Race of Scorpions - Dorothy Dunnett [308]
Meanwhile, John le Grant waited at the Franciscans’, with the easy horses and the good mounted escort that would carry them both to whatever awaited them in Nicosia. Since men were not children, he had left Nicholas to his own devices. The abbot had been succinct. ‘Nasty flesh wounds; loss of blood; a general lack of condition. Watch the thigh, the arm. He’ll be aware of his shoulder. Rest before he goes; rest halfway there, and he’ll do. Sleep and good food, and no fretting. Advice for angels, eh? Not for a young man with that intelligence.’ He had shaken his head. ‘What he did for us during the siege? He was sent from heaven. And the other. We have prayed, although he was an infidel, for the other.’
John le Grant had been into a church himself that day. Inside the Cathedral of St Nicholas a Mass had been in progress: he found it difficult to get someone to show him the tomb that he looked for, and he walked slowly towards it, for he did not wish to meet Nicholas there. Although swept, the place kept the odours of all the uses to which it had been put these last years. It brought back to mind the church in the fort of St Hilarion; and all that he and Tobie and Nicholas wanted to forget of that day.
The coffin when he found it was new and cheap; one of those brought in by cart from Nicosia until the carpenters could provide a better. On the top was a little sheaf of white sweet-smelling cyclamen, and a wisp of dry, plaited reeds whose significance, if any, was beyond him. It told him at least that Nicholas had managed to get there. And whatever had happened between them Katelina had been bequeathed, in the end, to the shelter of this noble house of the saint of his name. John le Grant left the Cathedral with measured steps, thinking of something that Thomas had once told him, and experiencing an obscure unease of the spirit that could hardly be called dread.

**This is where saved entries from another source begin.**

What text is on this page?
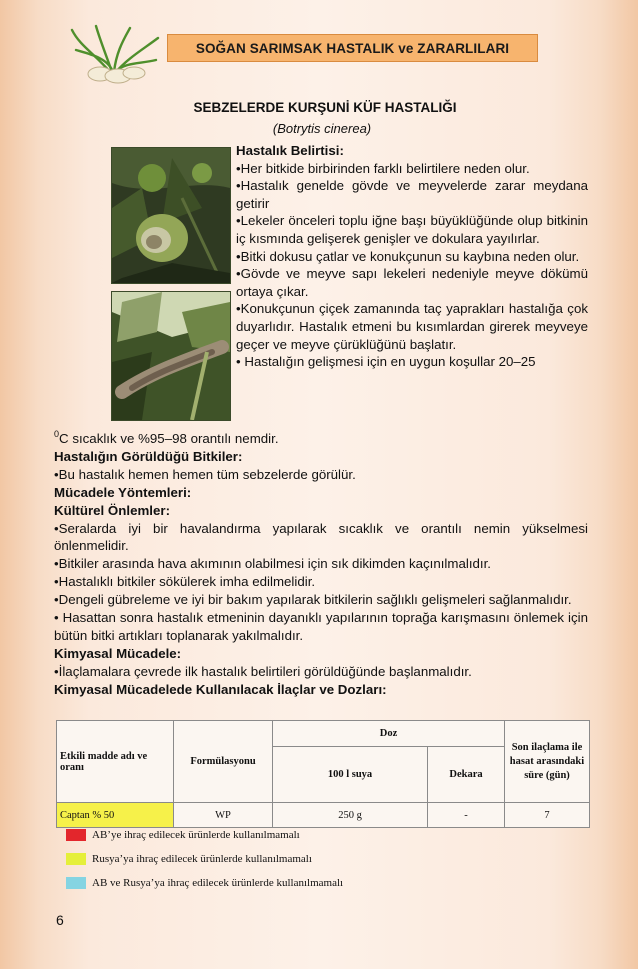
SOĞAN SARIMSAK HASTALIK ve ZARARLILARI
SEBZELERDE KURŞUNİ KÜF HASTALIĞI
(Botrytis cinerea)

Hastalık Belirtisi:

•Her bitkide birbirinden farklı belirtilere neden olur.

•Hastalık genelde gövde ve meyvelerde zarar meydana getirir

•Lekeler önceleri toplu iğne başı büyüklüğünde olup bitkinin iç kısmında gelişerek genişler ve dokulara yayılırlar.

•Bitki dokusu çatlar ve konukçunun su kaybına neden olur.

•Gövde ve meyve sapı lekeleri nedeniyle meyve dökümü ortaya çıkar.

•Konukçunun çiçek zamanında taç yaprakları hastalığa çok duyarlıdır. Hastalık etmeni bu kısımlardan girerek meyveye geçer ve meyve çürüklüğünü başlatır.

• Hastalığın gelişmesi için en uygun koşullar 20–25

$^0$C sıcaklık ve %95–98 orantılı nemdir.

Hastalığın Görüldüğü Bitkiler:

•Bu hastalık hemen hemen tüm sebzelerde görülür.

Mücadele Yöntemleri:

Kültürel Önlemler:

•Seralarda iyi bir havalandırma yapılarak sıcaklık ve orantılı nemin yükselmesi önlenmelidir.

•Bitkiler arasında hava akımının olabilmesi için sık dikimden kaçınılmalıdır.

•Hastalıklı bitkiler sökülerek imha edilmelidir.

•Dengeli gübreleme ve iyi bir bakım yapılarak bitkilerin sağlıklı gelişmeleri sağlanmalıdır.

• Hasattan sonra hastalık etmeninin dayanıklı yapılarının toprağa karışmasını önlemek için bütün bitki artıkları toplanarak yakılmalıdır.

Kimyasal Mücadele:

•İlaçlamalara çevrede ilk hastalık belirtileri görüldüğünde başlanmalıdır.

Kimyasal Mücadelede Kullanılacak İlaçlar ve Dozları:

Etkili madde adı ve oranı	Formülasyonu	Doz		Son ilaçlama ile hasat arasındaki süre (gün)
		100 l suya	Dekara	
Captan % 50	WP	250 g	-	7
AB’ye ihraç edilecek ürünlerde kullanılmamalı
Rusya’ya ihraç edilecek ürünlerde kullanılmamalı
AB ve Rusya’ya ihraç edilecek ürünlerde kullanılmamalı
6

Soon after he got back, Nicholas came, and they set off in silence. Fifteen painful miles on the road, Nicholas said, ‘What is the worst possible thing that could happen to you or to me at this moment?’

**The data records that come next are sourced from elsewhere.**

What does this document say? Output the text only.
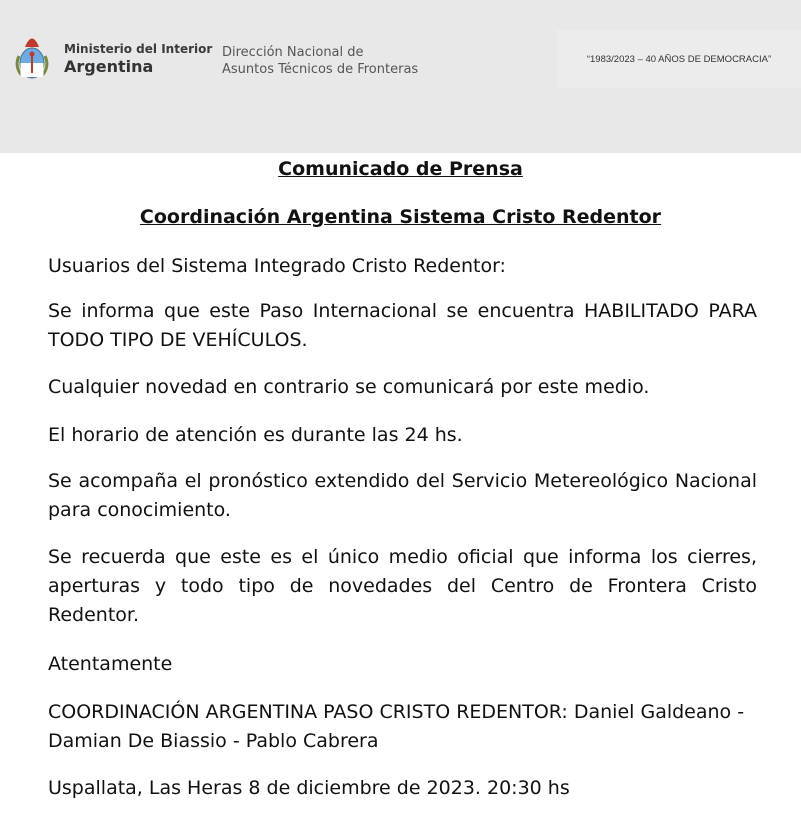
Ministerio del Interior
Argentina
Dirección Nacional de
Asuntos Técnicos de Fronteras
“1983/2023 – 40 AÑOS DE DEMOCRACIA”
Comunicado de Prensa
Coordinación Argentina Sistema Cristo Redentor

Usuarios del Sistema Integrado Cristo Redentor:

Se informa que este Paso Internacional se encuentra HABILITADO PARA TODO TIPO DE VEHÍCULOS.

Cualquier novedad en contrario se comunicará por este medio.

El horario de atención es durante las 24 hs.

Se acompaña el pronóstico extendido del Servicio Metereológico Nacional para conocimiento.

Se recuerda que este es el único medio oficial que informa los cierres, aperturas y todo tipo de novedades del Centro de Frontera Cristo Redentor.

Atentamente

COORDINACIÓN ARGENTINA PASO CRISTO REDENTOR: Daniel Galdeano - Damian De Biassio - Pablo Cabrera

Uspallata, Las Heras 8 de diciembre de 2023. 20:30 hs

The dread was still there. John le Grant found his dourest voice and used it. ‘You tell me.’
‘Because it’s going to happen,’ said Nicholas. His eyes were on the road ahead. The engineer’s followed them. Waiting for them, his legs stuck out like semaphores on either side of his mule, was Ludovico da Bologna, Patriarch of Antioch.

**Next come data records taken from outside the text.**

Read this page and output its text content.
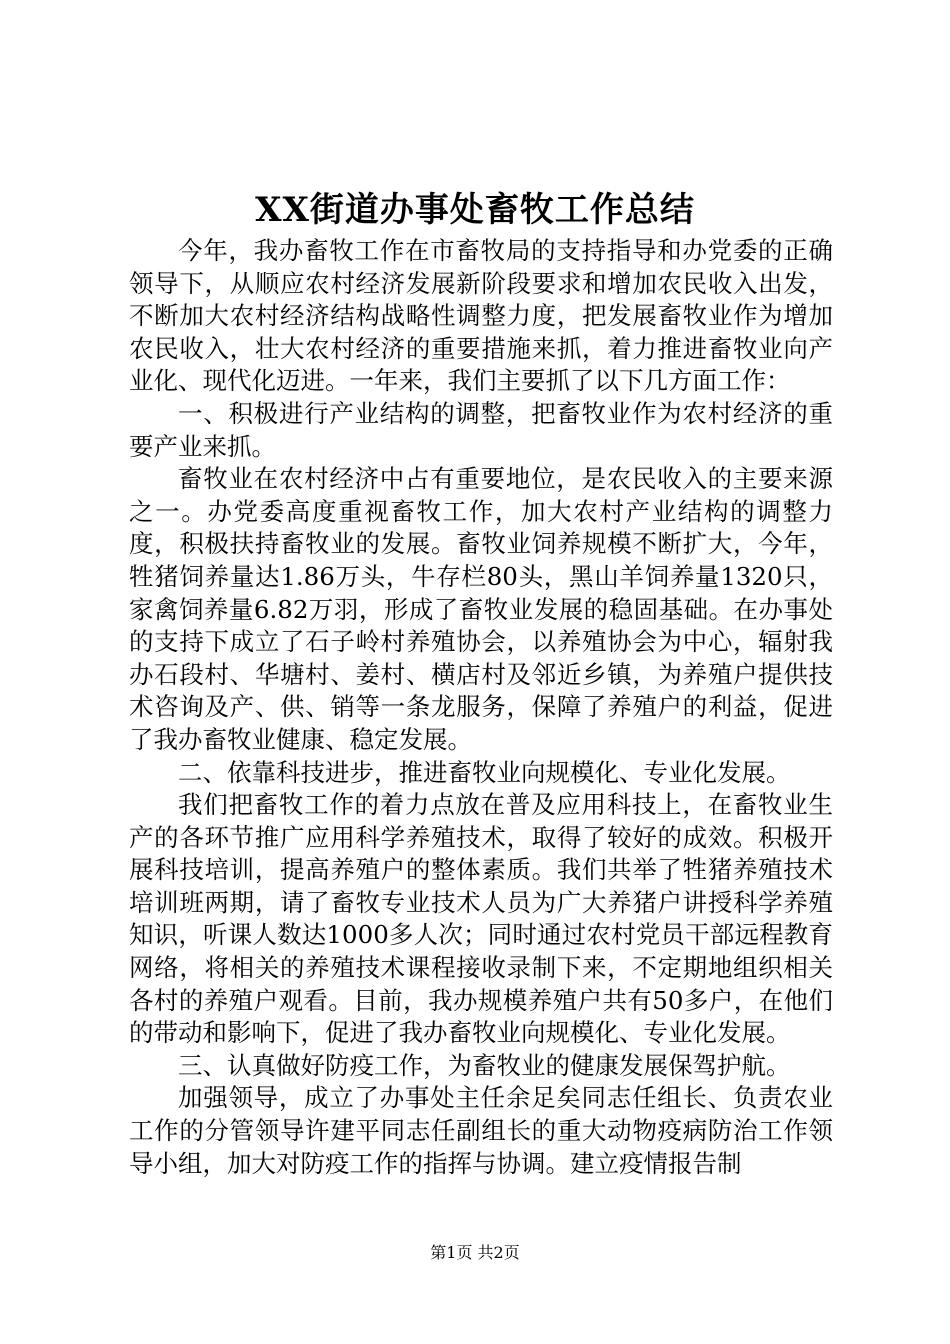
XX街道办事处畜牧工作总结

今年，我办畜牧工作在市畜牧局的支持指导和办党委的正确领导下，从顺应农村经济发展新阶段要求和增加农民收入出发，不断加大农村经济结构战略性调整力度，把发展畜牧业作为增加农民收入，壮大农村经济的重要措施来抓，着力推进畜牧业向产业化、现代化迈进。一年来，我们主要抓了以下几方面工作：

一、积极进行产业结构的调整，把畜牧业作为农村经济的重要产业来抓。

畜牧业在农村经济中占有重要地位，是农民收入的主要来源之一。办党委高度重视畜牧工作，加大农村产业结构的调整力度，积极扶持畜牧业的发展。畜牧业饲养规模不断扩大，今年，牲猪饲养量达1.86万头，牛存栏80头，黑山羊饲养量1320只，家禽饲养量6.82万羽，形成了畜牧业发展的稳固基础。在办事处的支持下成立了石子岭村养殖协会，以养殖协会为中心，辐射我办石段村、华塘村、姜村、横店村及邻近乡镇，为养殖户提供技术咨询及产、供、销等一条龙服务，保障了养殖户的利益，促进了我办畜牧业健康、稳定发展。

二、依靠科技进步，推进畜牧业向规模化、专业化发展。

我们把畜牧工作的着力点放在普及应用科技上，在畜牧业生产的各环节推广应用科学养殖技术，取得了较好的成效。积极开展科技培训，提高养殖户的整体素质。我们共举了牲猪养殖技术培训班两期，请了畜牧专业技术人员为广大养猪户讲授科学养殖知识，听课人数达1000多人次；同时通过农村党员干部远程教育网络，将相关的养殖技术课程接收录制下来，不定期地组织相关各村的养殖户观看。目前，我办规模养殖户共有50多户，在他们的带动和影响下，促进了我办畜牧业向规模化、专业化发展。

三、认真做好防疫工作，为畜牧业的健康发展保驾护航。

加强领导，成立了办事处主任余足矣同志任组长、负责农业工作的分管领导许建平同志任副组长的重大动物疫病防治工作领导小组，加大对防疫工作的指挥与协调。建立疫情报告制

第1页 共2页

‘Psimoloso,’ he shouted as soon as they came within earshot. It was incomprehensible.
‘Oh, Lord God,’ said Nicholas.
The Patriarch rode up.
Wherever he had been that morning, he had not taken time to shave. Beneath his conical hat with its veil his hair sprang out with its usual ferocious vigour. It merged with his thicketed brows and the cores of his nose and his ears. His face was pitted. He looked like a badly-stuffed, boiled leather cuirass. ‘And you smell,’ he said to John le Grant, as if he had spoken. ‘Even the King smelt, by the time he came away. Come on. That’s the estate over there. There’s a house of sorts. The villagers won’t pay their dues because this fellow keeps diverting the river. You’ll show me what to do about that, and Launcelot here will listen while I tell him what to do. Bring the men. There’s a barn.’
‘Where?’ said John le Grant.
Nicholas answered. A spark had appeared among the shadows of his bloodless face. ‘You heard. Psimoloso,’ he said. ‘It’s one of the casals of the Patriarchate. Over there, on the Pedhieos. Do you want to go there?’